Décès d'Yves Barsacq

Nous venons d'apprendre par des journaux régionaux italiens (La Stampa Savona, etc.) qu'Yves Barsacq nous a quittés dimanche 4 octobre. L'acteur vivait une grande partie de l'année à Albenga, sur le littoral de la Riviera ligure.

Il était né en 1931 dans un environnement artistique, fils de Léon Barsacq (grand décorateur pour le cinéma et le théâtre, nommé aux Oscars pour Le Jour le plus long) et neveu d'André Barsacq (illustre metteur en scène, scénographe et directeur de théâtre). Yves suit des cours à l'Institut Lumière et à l'Idhec, et fait ses débuts comme assistant prise de vue au cinéma, puis cameraman à la télévision. En parallèle, il prend des cours de théâtre et devient comédien. Il est ce qu'on peut appeler un "troisième couteau" et joue des petits rôles dans au moins une centaine de films, alternant souvent flics et gangsters (de la série des Gendarmes avec Louis de Funès, à PlayTime de Jacques Tati). Des personnages peu bavards et parfois un peu niais, contrastant avec l'homme érudit et drôle qu'il était dans la vie.

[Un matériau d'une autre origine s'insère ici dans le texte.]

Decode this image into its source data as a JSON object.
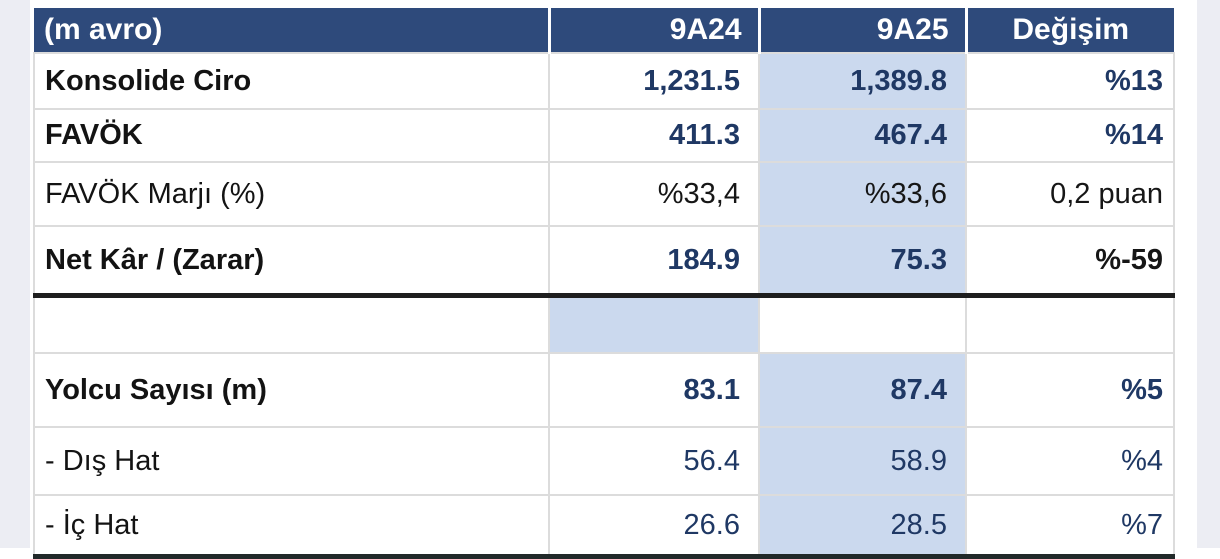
{
  "page": {
    "side_strip_color": "#ECEDF3",
    "background_color": "#ffffff"
  },
  "table": {
    "header": {
      "label": "(m avro)",
      "col_9a24": "9A24",
      "col_9a25": "9A25",
      "col_change": "Değişim"
    },
    "rows": [
      {
        "label": "Konsolide Ciro",
        "v_9a24": "1,231.5",
        "v_9a25": "1,389.8",
        "change": "%13"
      },
      {
        "label": "FAVÖK",
        "v_9a24": "411.3",
        "v_9a25": "467.4",
        "change": "%14"
      },
      {
        "label": "FAVÖK Marjı (%)",
        "v_9a24": "%33,4",
        "v_9a25": "%33,6",
        "change": "0,2 puan"
      },
      {
        "label": "Net Kâr / (Zarar)",
        "v_9a24": "184.9",
        "v_9a25": "75.3",
        "change": "%-59"
      },
      {
        "label": "",
        "v_9a24": "",
        "v_9a25": "",
        "change": ""
      },
      {
        "label": "Yolcu Sayısı (m)",
        "v_9a24": "83.1",
        "v_9a25": "87.4",
        "change": "%5"
      },
      {
        "label": "- Dış Hat",
        "v_9a24": "56.4",
        "v_9a25": "58.9",
        "change": "%4"
      },
      {
        "label": "- İç Hat",
        "v_9a24": "26.6",
        "v_9a25": "28.5",
        "change": "%7"
      }
    ],
    "colors": {
      "header_bg": "#2E4A7B",
      "header_text": "#FFFFFF",
      "highlight_column_bg": "#CBD9EE",
      "value_navy": "#1F3864",
      "value_black": "#161616",
      "gridline": "#DCDCDC",
      "thick_rule": "#1E1E1E"
    }
  },
  "chart_data": {
    "type": "table",
    "title": "(m avro)",
    "columns": [
      "(m avro)",
      "9A24",
      "9A25",
      "Değişim"
    ],
    "rows": [
      [
        "Konsolide Ciro",
        "1,231.5",
        "1,389.8",
        "%13"
      ],
      [
        "FAVÖK",
        "411.3",
        "467.4",
        "%14"
      ],
      [
        "FAVÖK Marjı (%)",
        "%33,4",
        "%33,6",
        "0,2 puan"
      ],
      [
        "Net Kâr / (Zarar)",
        "184.9",
        "75.3",
        "%-59"
      ],
      [
        "Yolcu Sayısı (m)",
        "83.1",
        "87.4",
        "%5"
      ],
      [
        "- Dış Hat",
        "56.4",
        "58.9",
        "%4"
      ],
      [
        "- İç Hat",
        "26.6",
        "28.5",
        "%7"
      ]
    ],
    "layout_hints": {
      "highlighted_column": "9A25",
      "bold_rows": [
        "Konsolide Ciro",
        "FAVÖK",
        "Net Kâr / (Zarar)",
        "Yolcu Sayısı (m)"
      ],
      "thick_rule_after_rows": [
        "Net Kâr / (Zarar)",
        "- İç Hat"
      ],
      "spacer_row_after": "Net Kâr / (Zarar)"
    }
  }
}
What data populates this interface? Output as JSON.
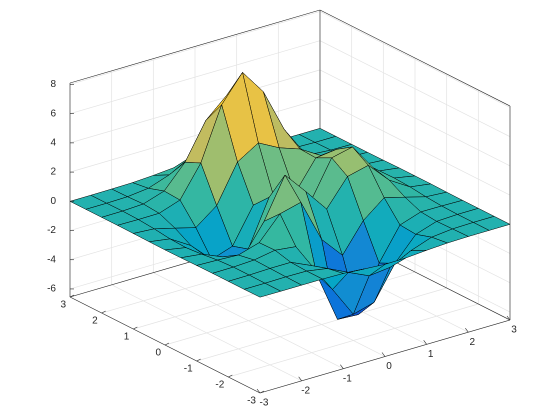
{
  "chart_data": {
    "type": "surface",
    "x": [
      -3,
      -2.5,
      -2,
      -1.5,
      -1,
      -0.5,
      0,
      0.5,
      1,
      1.5,
      2,
      2.5,
      3
    ],
    "y": [
      -3,
      -2.5,
      -2,
      -1.5,
      -1,
      -0.5,
      0,
      0.5,
      1,
      1.5,
      2,
      2.5,
      3
    ],
    "z": [
      [
        0.01,
        0,
        0,
        0,
        -0.03,
        -0.14,
        -0.24,
        -0.22,
        -0.11,
        -0.03,
        0,
        0,
        0
      ],
      [
        0,
        0,
        0.02,
        0,
        -0.24,
        -0.92,
        -1.57,
        -1.41,
        -0.69,
        -0.18,
        -0.03,
        0,
        0
      ],
      [
        0,
        0.01,
        0.05,
        0.05,
        -0.59,
        -2.64,
        -4.75,
        -4.35,
        -2.1,
        -0.53,
        -0.06,
        0,
        0
      ],
      [
        0,
        0.01,
        0.08,
        0.33,
        0.16,
        -2.16,
        -5.65,
        -5.74,
        -2.63,
        -0.44,
        0.04,
        0.03,
        0
      ],
      [
        -0.01,
        -0.06,
        -0.13,
        0.3,
        1.86,
        2.23,
        -0.73,
        -2.23,
        -0.27,
        0.88,
        0.5,
        0.11,
        0.01
      ],
      [
        -0.03,
        -0.2,
        -0.8,
        -1.21,
        0.8,
        3.55,
        2,
        0.39,
        2.2,
        2.55,
        1.12,
        0.24,
        0.03
      ],
      [
        -0.04,
        -0.3,
        -1.33,
        -2.77,
        -1.65,
        1.48,
        0.98,
        0.38,
        2.93,
        3.26,
        1.41,
        0.3,
        0.03
      ],
      [
        -0.03,
        -0.25,
        -1.12,
        -2.49,
        -2,
        0.39,
        0.46,
        0.38,
        2.38,
        2.55,
        1.09,
        0.23,
        0.03
      ],
      [
        -0.01,
        -0.11,
        -0.48,
        -0.86,
        0.23,
        2.8,
        3.69,
        2.94,
        2.44,
        1.58,
        0.58,
        0.11,
        0.01
      ],
      [
        0,
        -0.02,
        -0.01,
        0.48,
        2.6,
        6.17,
        7.97,
        6.23,
        3.24,
        1.18,
        0.29,
        0.05,
        0
      ],
      [
        0,
        0.01,
        0.08,
        0.55,
        2.1,
        4.55,
        5.85,
        4.57,
        2.21,
        0.67,
        0.13,
        0.02,
        0
      ],
      [
        0,
        0,
        0.03,
        0.19,
        0.69,
        1.47,
        1.88,
        1.47,
        0.7,
        0.2,
        0.04,
        0,
        0
      ],
      [
        0,
        0,
        0.01,
        0.03,
        0.11,
        0.23,
        0.3,
        0.23,
        0.11,
        0.03,
        0.01,
        0,
        0
      ]
    ],
    "xlim": [
      -3,
      3
    ],
    "ylim": [
      -3,
      3
    ],
    "zlim": [
      -6.55,
      8.1
    ],
    "xticks": [
      -3,
      -2,
      -1,
      0,
      1,
      2,
      3
    ],
    "yticks": [
      -3,
      -2,
      -1,
      0,
      1,
      2,
      3
    ],
    "zticks": [
      -6,
      -4,
      -2,
      0,
      2,
      4,
      6,
      8
    ],
    "grid": true,
    "edge_color": "#000000",
    "colormap": [
      "#352a87",
      "#0363e1",
      "#1485d4",
      "#06a7c6",
      "#38b99e",
      "#92bf73",
      "#d9ba56",
      "#fcce2e",
      "#f9fb0e"
    ]
  }
}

En doublage, on lui confie plus volontiers des rôles d'autorité, vifs et volubiles, à l'articulation parfaite: l'extraordinaire Alan Arkin (le producteur Siegel, que Barsacq aurait très bien pu jouer lui-même tant l'association entre les deux acteurs est naturelle) dans Argo, Pat Hingle (Commissaire Gordon) dans  Batman de Tim Burton, Jack Weston (Kellerman) dans Dirty Dancing, Colin Blakely (Sir Horace Blatt, milliardaire "enfumé" par la belle Diana Rigg) dans Meurtre au soleil, Walter Gotell (Général Gogol) dans L'espion qui m'aimait et Moonraker, et occasionnellement Gene Hackman, Donald Pleasence, etc. 
En dessins animés, on lui doit Dupont ("avec un T") et de nombreux personnages secondaires dans la série d'animation Tintin des années 90, mais encore le "Pépé" de Cédric. (Montage d'extraits de ses doublages par "Le Monde du Doublage Français" ici)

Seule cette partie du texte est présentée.